No-code has been relatively easy to define but harder to pin down to specific use cases where it thrives. No-code development platforms allow non-technical users to create applications through (often graphical) user interfaces instead of traditional programming. The no-code revolution is based on just this: people can build apps without code. Drag & drop. Selecting and structuring building blocks. Adjusting the look of a website as if it were a (professionally designed) Powerpoint.
An obvious approach to software
Companies use software to operate more efficiently, serve more customers, reduce risk, gain insight, etc. Software has become unavoidable but often remains very expensive to buy. Some envisaged applications just don’t exist. And in almost all cases building software yourself is hard, plus the people programming it are rare, costly or unavailable. No-code solves this problem: it’s faster and cheaper than vanilla application development. It enables people without technical skills to do it themselves, to bring their business-driven ideas to life. And it avoids miscommunication between business and IT development teams, which is the number one reason why so many projects fail. Only 2% of companies successfully completes all of its IT projects, and miscommunication is the main reason why IT projects fail. No-code software steers away from this cliff by allowing the app creators to prototype rapidly and to- test it, run it and manage it.
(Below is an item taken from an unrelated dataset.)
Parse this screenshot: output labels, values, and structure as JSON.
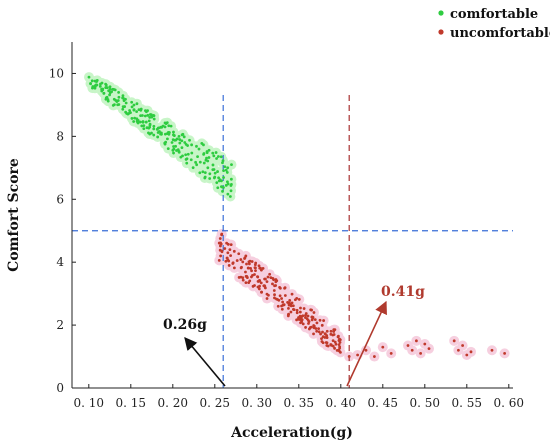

No-code as a many-sizes-fits-all solution
No-code also takes away the main barriers to service automation. As opposed to other verticals in the enterprise service universe (such as ITSM and CSM, read about it here), service automation tackles services that are more challenging to digitize. One aspect of this is the fact that services in business areas such as regulatory departments or even HR are often too individualized or non-standardized. These departments need a more granular toolset to foster automation.
Firstly, while IT processes can be set up for the foreseeable future via ITSM, services in business areas need monthly, weekly or even daily changes, as the knowledge is updated more frequently. That’s why ITSM has been able to utilize a one-size-fits-all approach, while this doesn’t work for many business areas.
Secondly, the size of the applications built by business people is smaller, but the number is plenty. Business experts often need 20 or more different service automation applications, whereas ITSM can cover their highly-frequent yet standardized needs with just one tool.
For these two reasons, it’s clear that no-code is the perfect horse to carry the building of applications that form the backbone of digital service delivery. It creates a flexible yet granular framework for individualized services. It addresses the requirement for a larger volume of apps by being faster and cheaper. And especially: it enables the business users that have the knowledge to do it themselves, without forfeiting requirements such as security, integrations or storage in a database.